明治維新に四年先立つ元治元年(一八六四)甲子十一月、尊王攘夷の旗印を掲げた武田耕雲斎ら水戸浪士の大軍が、京を目指して伊那谷を南下した。この際、飯田領内に入った一行と飯田藩とが戦いにならないようにと、座光寺の平田派国学者北原稲雄らが斡旋し、城下を避けて上郷から今宮を通り、羽場、切石の間道を抜けさせた。途中、この今宮球場の地にあった広い草地で昼食をとり、清内路で一泊して木曾へと抜けた。その後、水戸浪士は上洛できず、敦賀において全員処刑されている。
尊王義士甲子紀念碑の説明板にはこう記してあります。
八束穂のしげる飯田の畦にさへ
君に仕ふるみちはありけり
江戸幕府を倒し天皇中心の国にしようと、筑波山で兵を挙げた水戸の武田耕雲斎を盟主とする浪士一行が、伊那谷を通ることになりました。

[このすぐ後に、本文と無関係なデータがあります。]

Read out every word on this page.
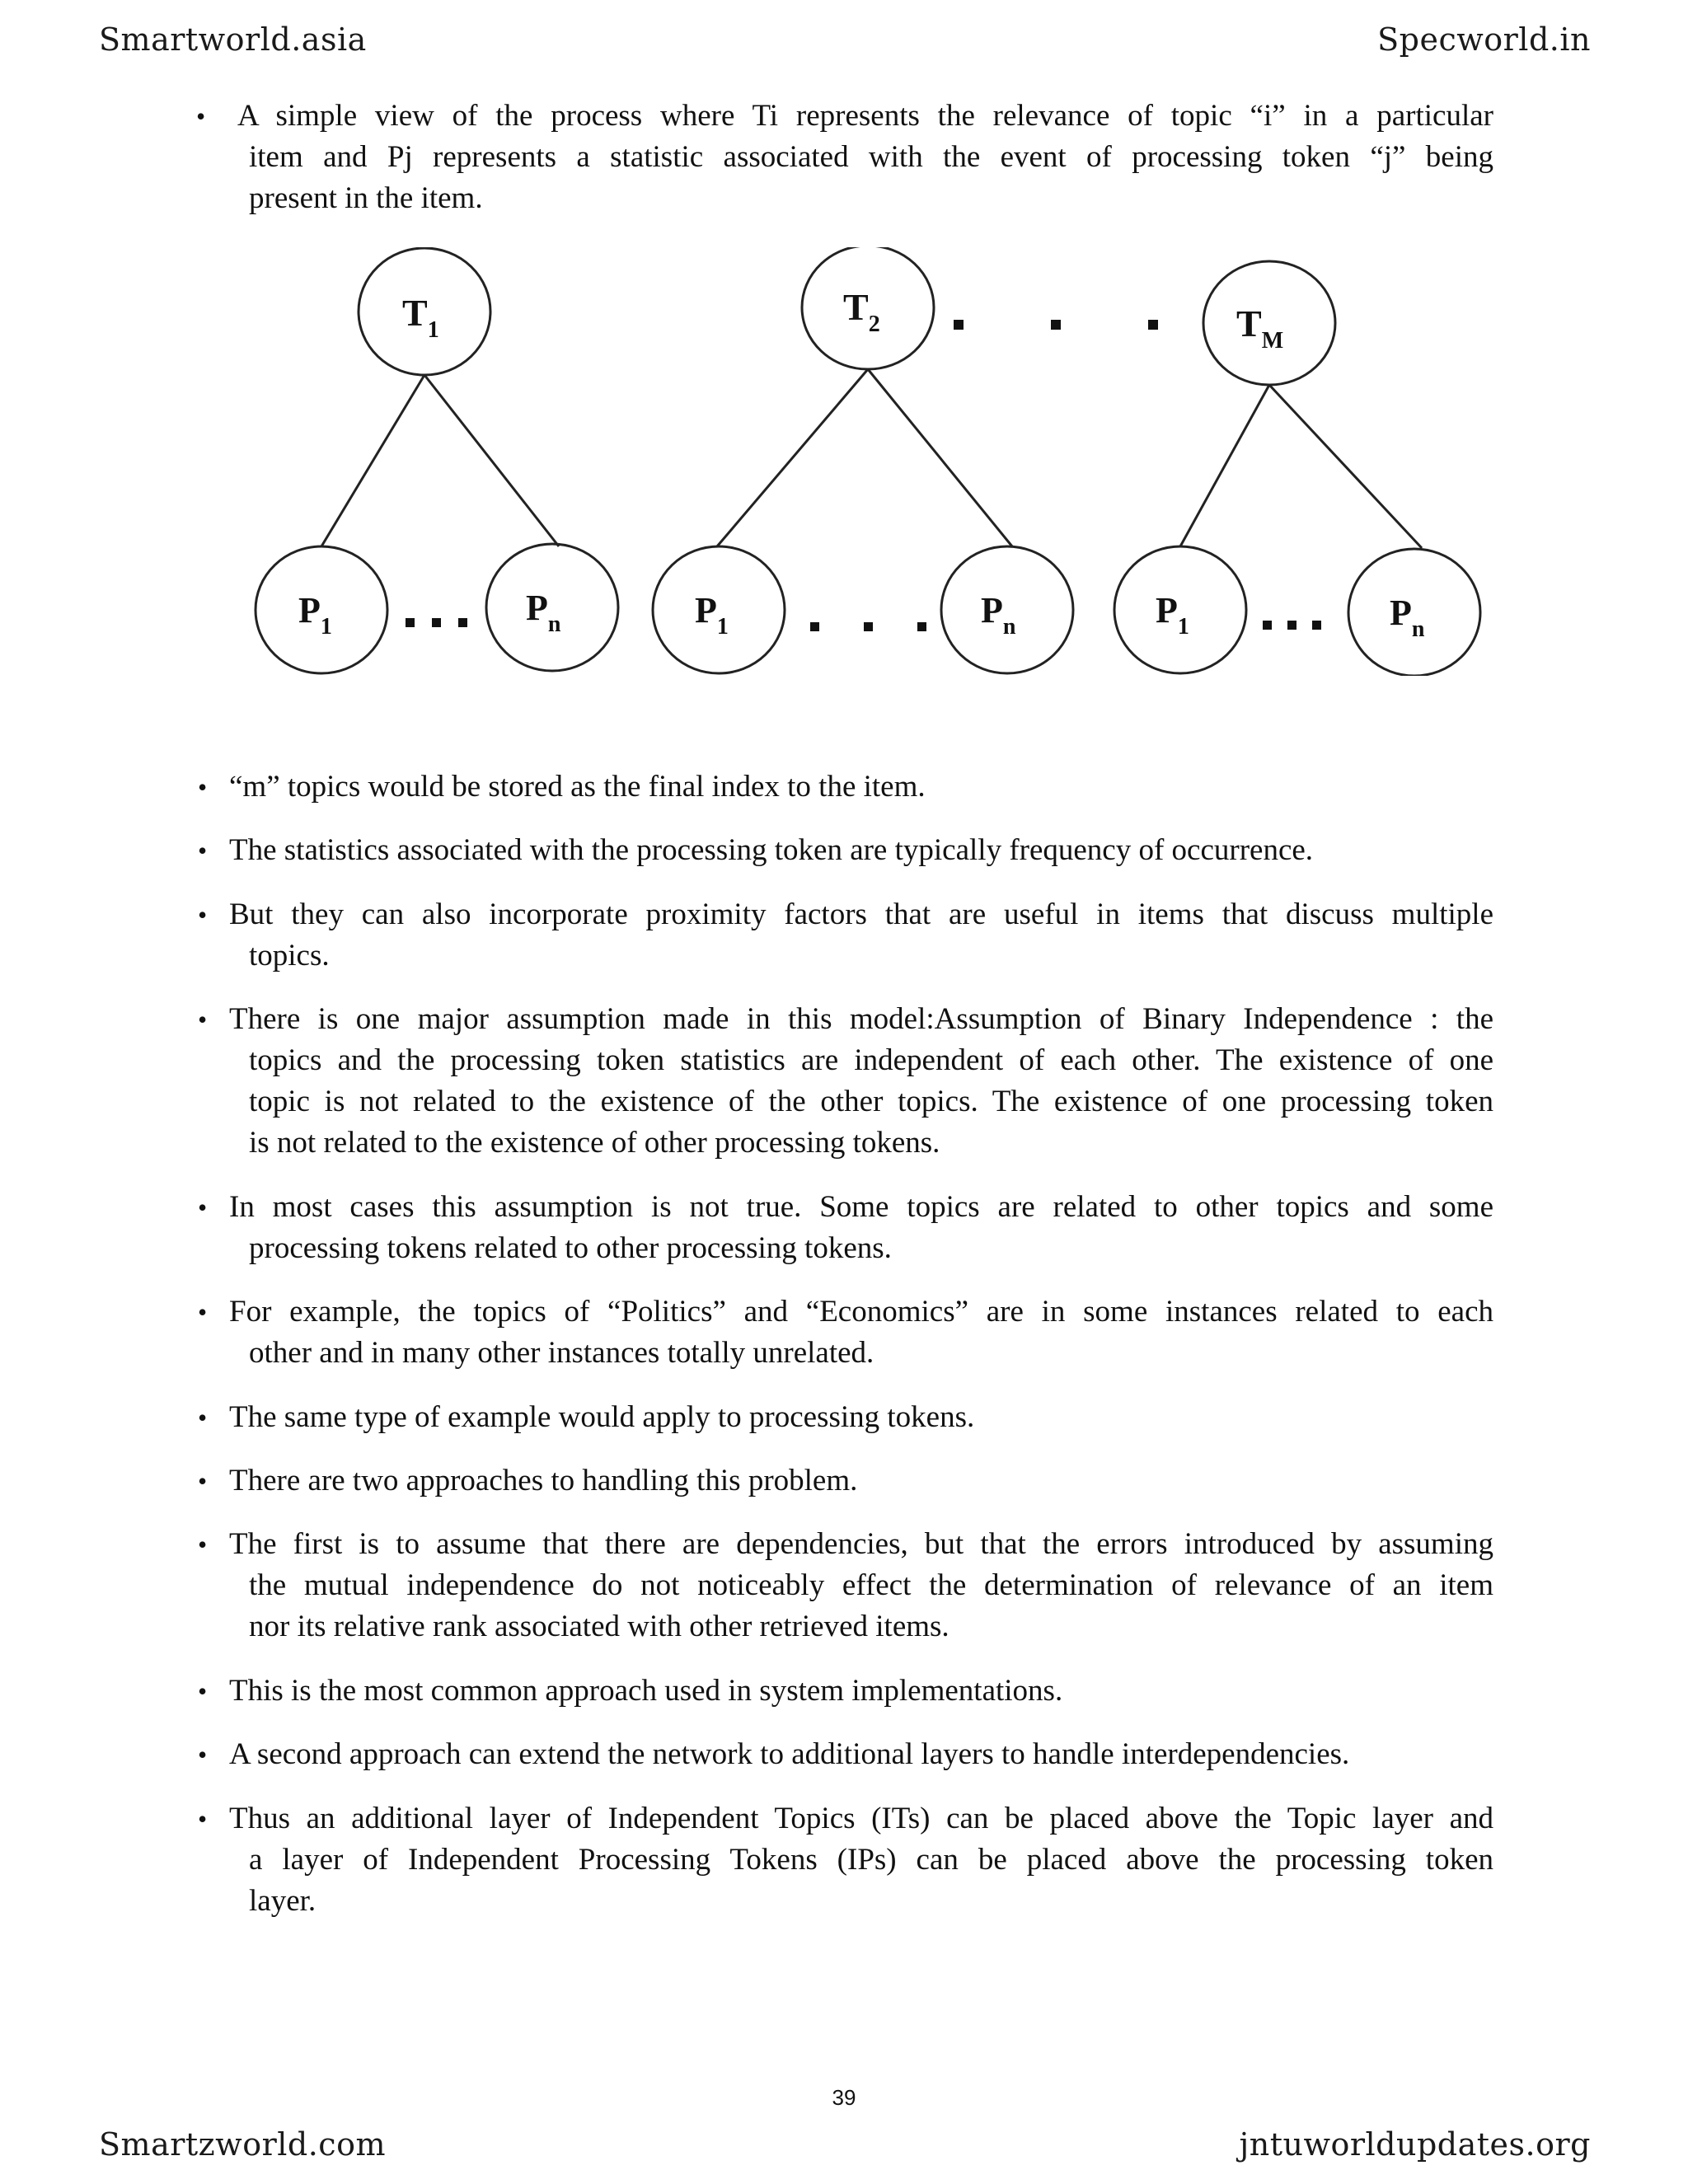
Smartworld.asia	Specworld.in
• A simple view of the process where Ti represents the relevance of topic “i” in a particular
item and Pj represents a statistic associated with the event of processing token “j” being
present in the item.
$T_1$
$T_2$	$T_M$
$P_1$	$P_n$	$P_1$	$P_n$	$P_1$	$P_n$
• “m” topics would be stored as the final index to the item.
• The statistics associated with the processing token are typically frequency of occurrence.
• But they can also incorporate proximity factors that are useful in items that discuss multiple
topics.
• There is one major assumption made in this model:Assumption of Binary Independence : the
topics and the processing token statistics are independent of each other. The existence of one
topic is not related to the existence of the other topics. The existence of one processing token
is not related to the existence of other processing tokens.
• In most cases this assumption is not true. Some topics are related to other topics and some
processing tokens related to other processing tokens.
• For example, the topics of “Politics” and “Economics” are in some instances related to each
other and in many other instances totally unrelated.
• The same type of example would apply to processing tokens.
• There are two approaches to handling this problem.
• The first is to assume that there are dependencies, but that the errors introduced by assuming
the mutual independence do not noticeably effect the determination of relevance of an item
nor its relative rank associated with other retrieved items.
• This is the most common approach used in system implementations.
• A second approach can extend the network to additional layers to handle interdependencies.
• Thus an additional layer of Independent Topics (ITs) can be placed above the Topic layer and
a layer of Independent Processing Tokens (IPs) can be placed above the processing token
layer.
39
Smartzworld.com	jntuworldupdates.org
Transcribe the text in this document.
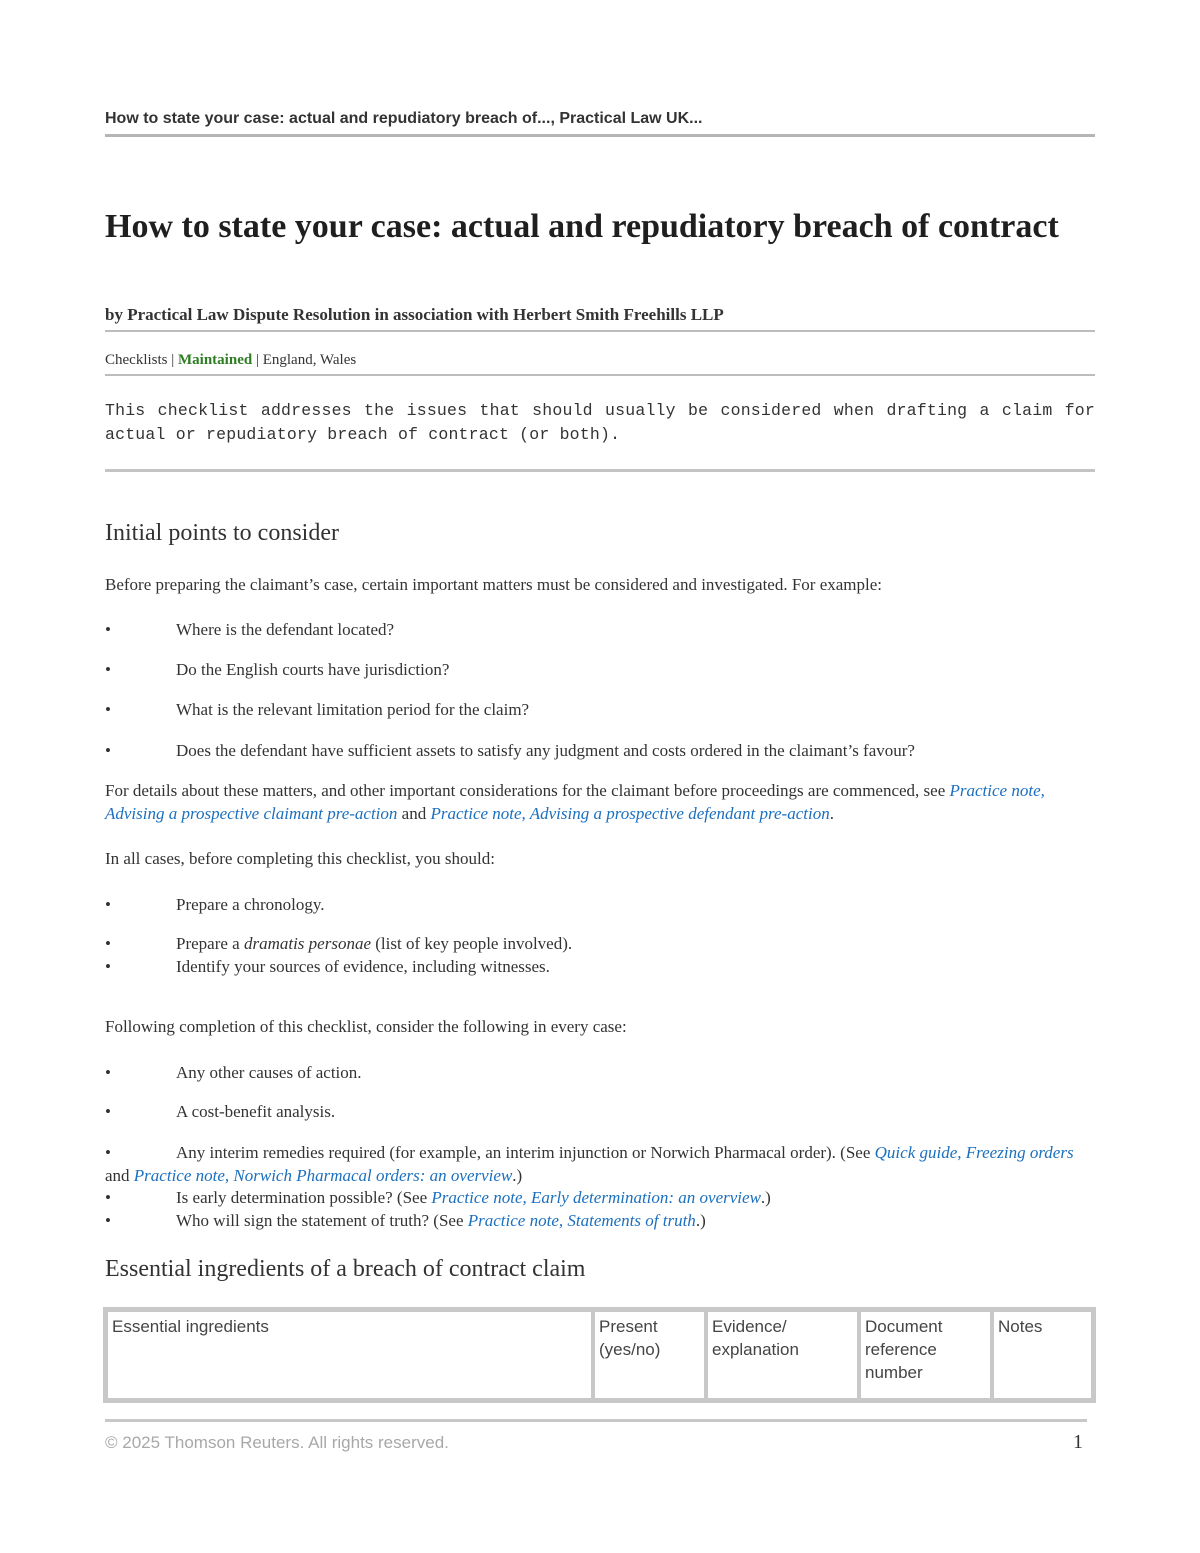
How to state your case: actual and repudiatory breach of..., Practical Law UK...
How to state your case: actual and repudiatory breach of contract
by Practical Law Dispute Resolution in association with Herbert Smith Freehills LLP
Checklists | Maintained | England, Wales
This checklist addresses the issues that should usually be considered when drafting a claim for actual or repudiatory breach of contract (or both).
Initial points to consider
Before preparing the claimant’s case, certain important matters must be considered and investigated. For example:
•	Where is the defendant located?
•	Do the English courts have jurisdiction?
•	What is the relevant limitation period for the claim?
•	Does the defendant have sufficient assets to satisfy any judgment and costs ordered in the claimant’s favour?
For details about these matters, and other important considerations for the claimant before proceedings are commenced, see Practice note, Advising a prospective claimant pre-action and Practice note, Advising a prospective defendant pre-action.
In all cases, before completing this checklist, you should:
•	Prepare a chronology.
•	Prepare a dramatis personae (list of key people involved).
•	Identify your sources of evidence, including witnesses.
Following completion of this checklist, consider the following in every case:
•	Any other causes of action.
•	A cost-benefit analysis.
•	Any interim remedies required (for example, an interim injunction or Norwich Pharmacal order). (See Quick guide, Freezing orders and Practice note, Norwich Pharmacal orders: an overview.)
•	Is early determination possible? (See Practice note, Early determination: an overview.)
•	Who will sign the statement of truth? (See Practice note, Statements of truth.)
Essential ingredients of a breach of contract claim
Essential ingredients	Present (yes/no)	Evidence/ explanation	Document reference number	Notes
© 2025 Thomson Reuters. All rights reserved.	1
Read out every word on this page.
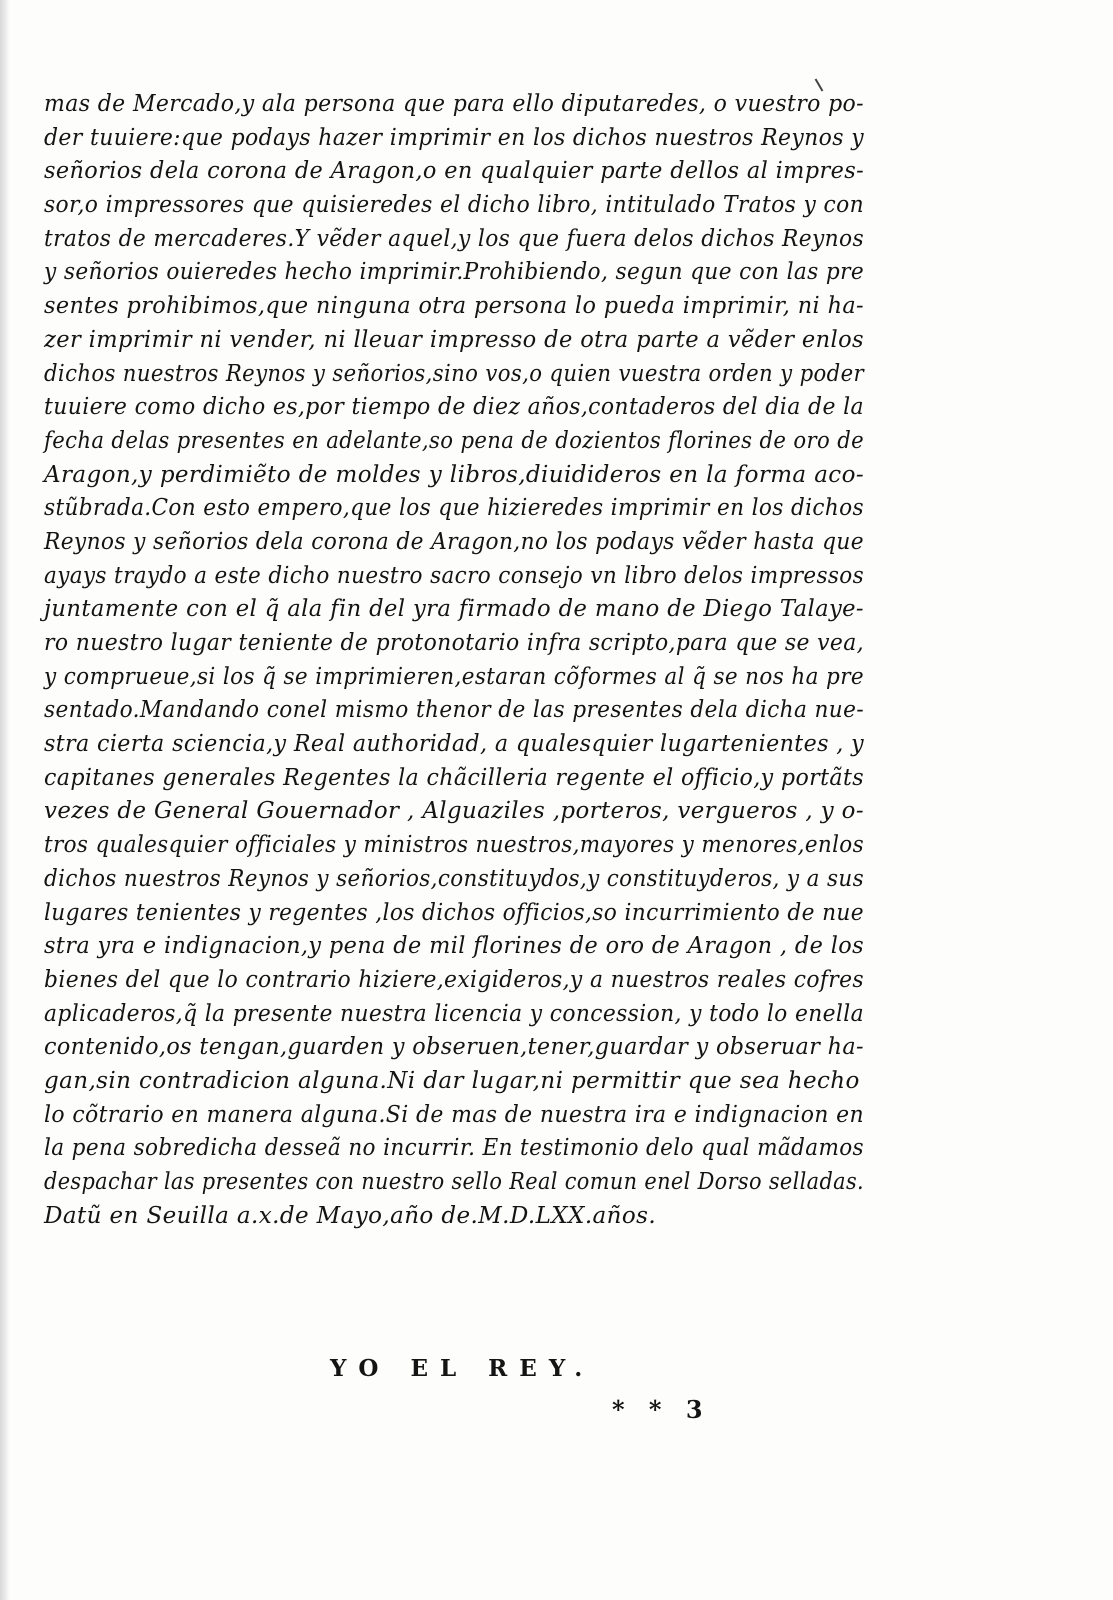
mas de Mercado,y ala persona que para ello diputaredes, o vuestro po-
der tuuiere:que podays hazer imprimir en los dichos nuestros Reynos y
señorios dela corona de Aragon,o en qualquier parte dellos al impres-
sor,o impressores que quisieredes el dicho libro, intitulado Tratos y con
tratos de mercaderes.Y vẽder aquel,y los que fuera delos dichos Reynos
y señorios ouieredes hecho imprimir.Prohibiendo, segun que con las pre
sentes prohibimos,que ninguna otra persona lo pueda imprimir, ni ha-
zer imprimir ni vender, ni lleuar impresso de otra parte a vẽder enlos
dichos nuestros Reynos y señorios,sino vos,o quien vuestra orden y poder
tuuiere como dicho es,por tiempo de diez años,contaderos del dia de la
fecha delas presentes en adelante,so pena de dozientos florines de oro de
Aragon,y perdimiẽto de moldes y libros,diuidideros en la forma aco-
stũbrada.Con esto empero,que los que hizieredes imprimir en los dichos
Reynos y señorios dela corona de Aragon,no los podays vẽder hasta que
ayays traydo a este dicho nuestro sacro consejo vn libro delos impressos
juntamente con el q̃ ala fin del yra firmado de mano de Diego Talaye-
ro nuestro lugar teniente de protonotario infra scripto,para que se vea,
y comprueue,si los q̃ se imprimieren,estaran cõformes al q̃ se nos ha pre
sentado.Mandando conel mismo thenor de las presentes dela dicha nue-
stra cierta sciencia,y Real authoridad, a qualesquier lugartenientes , y
capitanes generales Regentes la chãcilleria regente el officio,y portãts
vezes de General Gouernador , Alguaziles ,porteros, vergueros , y o-
tros qualesquier officiales y ministros nuestros,mayores y menores,enlos
dichos nuestros Reynos y señorios,constituydos,y constituyderos, y a sus
lugares tenientes y regentes ,los dichos officios,so incurrimiento de nue
stra yra e indignacion,y pena de mil florines de oro de Aragon , de los
bienes del que lo contrario hiziere,exigideros,y a nuestros reales cofres
aplicaderos,q̃ la presente nuestra licencia y concession, y todo lo enella
contenido,os tengan,guarden y obseruen,tener,guardar y obseruar ha-
gan,sin contradicion alguna.Ni dar lugar,ni permittir que sea hecho
lo cõtrario en manera alguna.Si de mas de nuestra ira e indignacion en
la pena sobredicha desseã no incurrir. En testimonio delo qual mãdamos
despachar las presentes con nuestro sello Real comun enel Dorso selladas.
Datũ en Seuilla a.x.de Mayo,año de.M.D.LXX.años.

YO EL REY.

* * 3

飯田藩との戦いになれば町は戦火にさらされてしまうので、それを避けるために座光寺の平田学派の門人北原稲雄、今村真幸兄弟らが飯田藩とかけ合い、浪士一行との話し合いの末、大宮から間道を抜けて今宮まで来て昼食としました。時に元治元年甲子(一八六四)十一月のことでした。
この時一行の亀山嘉治が詠んだのがこの一首です。
「束」は一にぎりの幅、「八束穂」はその八倍の長く豊かな稲穂の意、一首は「稲が豊かに実る飯田の田の畔にさえも、我々と同じように天皇にお仕えする道が開かれているよ」という意味です。志を同じくする人たちのおかげで、無事この地を通過することができるという感謝の気持ちも込められていましょう。
有志による建碑は、浪士一行が通過してから三十七年後の明治三十四年(一九○一)、一行通過の「甲子」年を記念して標題のように命名しました。
碑建立の由緒が右側面に、嘉治の一首は左側面に、嘉治の略歴が背面に刻まれている六メートルにも及ぶ背の高い紀念碑です。
ちょうど160年前に、伊那谷や今宮の地を水戸浪士一行が通過していました。
これまで、背が高い石碑があるなあと思っていました。ブログの記事に取り上げない限り知ることはなかったと思います。
幕末の頃、広い野原であったこの地で、握り飯(想像ですが…)を食べながら、浪士一行は何を思っていただろうと思いをはせるのも、歴史のおもしろさだと思います。
飯田市へお寄りの際は、この石碑を訪ねてみてはいかがでしょうか。
今回は、丸山公民館前にある二つの石碑について取り上げました。
最後までお読みいただきありがとうございました。